An interaction may be supported by one or more citations to the literature. Currently, interactions in the NCI-Nature Curated data source are annotated with 3105 distinct PubMed references. In addition, an interaction may be annotated with one or more evidence codes that specify the kind of evidence adduced in the citations in support of the interaction ().
Evidence in NCI-Nature Curated data source
A predefined pathway is a curated pathway representing a known biological process. At present, every pathway stored in the PID database is a predefined pathway and every interaction in the database is a member of at least one predefined pathway. However, the search and retrieval tools allow the user to compose novel pathways from interactions defined in the predefined pathways. This ability to recombine interactions and to thus create novel pathways is a distinguishing feature of PID.
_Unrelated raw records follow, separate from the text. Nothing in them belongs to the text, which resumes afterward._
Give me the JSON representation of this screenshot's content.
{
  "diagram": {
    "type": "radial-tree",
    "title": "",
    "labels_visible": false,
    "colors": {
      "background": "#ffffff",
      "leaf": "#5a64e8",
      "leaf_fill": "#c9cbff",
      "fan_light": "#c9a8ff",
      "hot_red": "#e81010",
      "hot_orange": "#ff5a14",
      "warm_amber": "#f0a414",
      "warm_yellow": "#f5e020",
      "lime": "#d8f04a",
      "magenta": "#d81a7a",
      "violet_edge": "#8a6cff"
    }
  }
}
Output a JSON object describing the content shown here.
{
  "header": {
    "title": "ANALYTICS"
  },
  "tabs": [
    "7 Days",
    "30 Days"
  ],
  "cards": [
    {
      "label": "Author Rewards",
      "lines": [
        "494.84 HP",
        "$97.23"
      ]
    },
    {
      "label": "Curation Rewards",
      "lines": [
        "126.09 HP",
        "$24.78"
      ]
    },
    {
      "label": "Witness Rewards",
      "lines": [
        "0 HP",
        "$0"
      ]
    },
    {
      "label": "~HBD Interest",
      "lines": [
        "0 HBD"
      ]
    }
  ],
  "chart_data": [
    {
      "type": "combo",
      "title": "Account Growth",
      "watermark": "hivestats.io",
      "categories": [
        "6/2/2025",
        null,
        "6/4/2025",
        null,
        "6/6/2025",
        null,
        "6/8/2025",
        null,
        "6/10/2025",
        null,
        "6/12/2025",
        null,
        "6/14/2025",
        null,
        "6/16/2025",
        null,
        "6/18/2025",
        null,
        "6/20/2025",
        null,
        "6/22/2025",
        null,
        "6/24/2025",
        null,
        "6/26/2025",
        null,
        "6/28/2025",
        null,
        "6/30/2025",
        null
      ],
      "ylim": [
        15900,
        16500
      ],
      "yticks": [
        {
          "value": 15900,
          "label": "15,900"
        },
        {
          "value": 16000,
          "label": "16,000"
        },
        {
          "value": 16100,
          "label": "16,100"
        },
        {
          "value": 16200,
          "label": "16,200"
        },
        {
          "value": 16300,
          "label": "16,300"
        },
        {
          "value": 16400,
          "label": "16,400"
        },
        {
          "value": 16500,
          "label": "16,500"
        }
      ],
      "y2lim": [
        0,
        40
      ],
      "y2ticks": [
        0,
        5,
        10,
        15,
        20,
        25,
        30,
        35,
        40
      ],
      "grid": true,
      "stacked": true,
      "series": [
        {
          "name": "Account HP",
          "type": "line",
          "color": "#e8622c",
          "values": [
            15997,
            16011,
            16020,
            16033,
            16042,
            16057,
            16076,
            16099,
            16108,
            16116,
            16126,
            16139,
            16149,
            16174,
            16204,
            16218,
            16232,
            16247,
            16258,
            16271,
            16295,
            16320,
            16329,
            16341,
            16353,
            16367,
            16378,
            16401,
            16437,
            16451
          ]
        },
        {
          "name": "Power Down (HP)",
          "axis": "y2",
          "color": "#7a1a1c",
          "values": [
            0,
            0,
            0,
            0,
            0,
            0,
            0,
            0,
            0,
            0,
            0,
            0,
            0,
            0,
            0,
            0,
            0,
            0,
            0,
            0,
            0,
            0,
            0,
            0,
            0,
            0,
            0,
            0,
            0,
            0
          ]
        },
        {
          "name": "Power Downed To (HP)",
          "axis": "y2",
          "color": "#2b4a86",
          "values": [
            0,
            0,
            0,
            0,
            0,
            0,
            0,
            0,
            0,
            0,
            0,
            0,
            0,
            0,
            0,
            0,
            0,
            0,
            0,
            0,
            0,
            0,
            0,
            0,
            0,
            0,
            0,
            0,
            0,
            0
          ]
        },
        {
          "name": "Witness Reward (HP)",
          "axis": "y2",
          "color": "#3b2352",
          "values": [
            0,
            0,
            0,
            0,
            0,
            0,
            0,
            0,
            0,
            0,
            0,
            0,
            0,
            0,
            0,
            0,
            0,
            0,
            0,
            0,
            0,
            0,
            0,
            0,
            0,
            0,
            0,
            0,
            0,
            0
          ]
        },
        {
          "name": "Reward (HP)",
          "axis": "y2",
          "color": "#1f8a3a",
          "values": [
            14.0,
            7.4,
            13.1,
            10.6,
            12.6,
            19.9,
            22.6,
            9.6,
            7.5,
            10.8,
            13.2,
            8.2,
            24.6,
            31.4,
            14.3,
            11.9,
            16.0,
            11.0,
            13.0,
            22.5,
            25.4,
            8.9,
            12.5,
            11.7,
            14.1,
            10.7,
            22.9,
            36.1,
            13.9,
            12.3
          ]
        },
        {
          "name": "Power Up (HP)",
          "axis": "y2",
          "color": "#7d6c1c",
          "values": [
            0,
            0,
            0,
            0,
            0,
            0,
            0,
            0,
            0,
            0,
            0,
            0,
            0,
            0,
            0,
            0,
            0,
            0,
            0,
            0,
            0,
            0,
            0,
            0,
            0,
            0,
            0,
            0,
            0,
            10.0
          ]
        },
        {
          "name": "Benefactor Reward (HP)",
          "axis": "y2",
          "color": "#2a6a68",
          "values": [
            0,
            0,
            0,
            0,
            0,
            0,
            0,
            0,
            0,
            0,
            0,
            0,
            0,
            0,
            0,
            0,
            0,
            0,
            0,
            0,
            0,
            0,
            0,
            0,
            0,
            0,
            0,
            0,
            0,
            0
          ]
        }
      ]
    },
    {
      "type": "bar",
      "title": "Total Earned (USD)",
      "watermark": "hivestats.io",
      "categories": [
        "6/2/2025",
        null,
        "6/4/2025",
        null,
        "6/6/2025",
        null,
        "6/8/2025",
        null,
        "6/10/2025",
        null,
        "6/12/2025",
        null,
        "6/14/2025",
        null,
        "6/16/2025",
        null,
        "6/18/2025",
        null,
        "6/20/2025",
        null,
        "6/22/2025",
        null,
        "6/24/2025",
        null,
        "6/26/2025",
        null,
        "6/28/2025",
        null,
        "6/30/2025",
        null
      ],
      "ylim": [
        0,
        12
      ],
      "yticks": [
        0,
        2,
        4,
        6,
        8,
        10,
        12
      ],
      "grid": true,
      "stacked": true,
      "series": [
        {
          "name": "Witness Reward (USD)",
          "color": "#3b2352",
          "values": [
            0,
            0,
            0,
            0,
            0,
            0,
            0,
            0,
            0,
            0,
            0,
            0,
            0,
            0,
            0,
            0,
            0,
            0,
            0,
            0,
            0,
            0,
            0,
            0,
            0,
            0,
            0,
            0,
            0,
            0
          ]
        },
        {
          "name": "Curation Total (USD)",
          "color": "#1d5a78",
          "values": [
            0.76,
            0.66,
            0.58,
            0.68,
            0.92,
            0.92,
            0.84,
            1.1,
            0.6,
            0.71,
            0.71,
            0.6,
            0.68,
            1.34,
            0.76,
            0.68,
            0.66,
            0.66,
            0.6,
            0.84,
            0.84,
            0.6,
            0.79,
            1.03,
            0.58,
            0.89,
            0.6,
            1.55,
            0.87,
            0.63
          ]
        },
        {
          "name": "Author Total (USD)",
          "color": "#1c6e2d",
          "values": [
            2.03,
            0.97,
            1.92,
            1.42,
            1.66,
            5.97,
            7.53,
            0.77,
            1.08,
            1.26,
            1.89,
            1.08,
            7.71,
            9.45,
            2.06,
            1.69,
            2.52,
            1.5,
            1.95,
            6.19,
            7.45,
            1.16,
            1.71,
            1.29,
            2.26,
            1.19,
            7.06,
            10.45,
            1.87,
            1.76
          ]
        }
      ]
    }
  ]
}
Since the original BioCarta diagrams were not associated with an explicit data model, the import of the BioCarta pathway data did not challenge the PID data model. The original BioCarta diagrams show protein–protein interactions, but the semantics of the connecting arrows are implicit. The import of these pathways into PID required the interpretation of each interaction and the manual encoding of the semantics in the PID data model. This was tedious, but since the original BioCarta pathways were underspecified, the process did not entail loss of information. In contrast, the import of the Reactome data is automated but does entail some loss of information. PID uses Reactome's BioPAX export as the source for the imported Reactome data. Some features of Reactome are not expressible in BioPAX Level 2. For example, Reactome has ‘entity sets’, which correspond roughly to PID's molecule families. However, since BioPAX Level 2 lacks the means to specify an entity set, this information was lost in the import process. Along with other important enhancements, this is being corrected in BioPAX Level 3. On the other hand, Reactome has some features that are expressible in BioPAX Level 2 but have no correspondence in PID. For example, in Reactome it is possible to explicitly specify that one interaction is a predecessor (‘preceding event’) of another, and this is also directly expressible in BioPAX Level 2. However, in PID the predecessor relation is implicit, inferred from the identity of interactants and the directionality of inputs and outputs. Consequently, the predecessor relation between two Reactome interactions that do not share an interactant is lost in the PID import.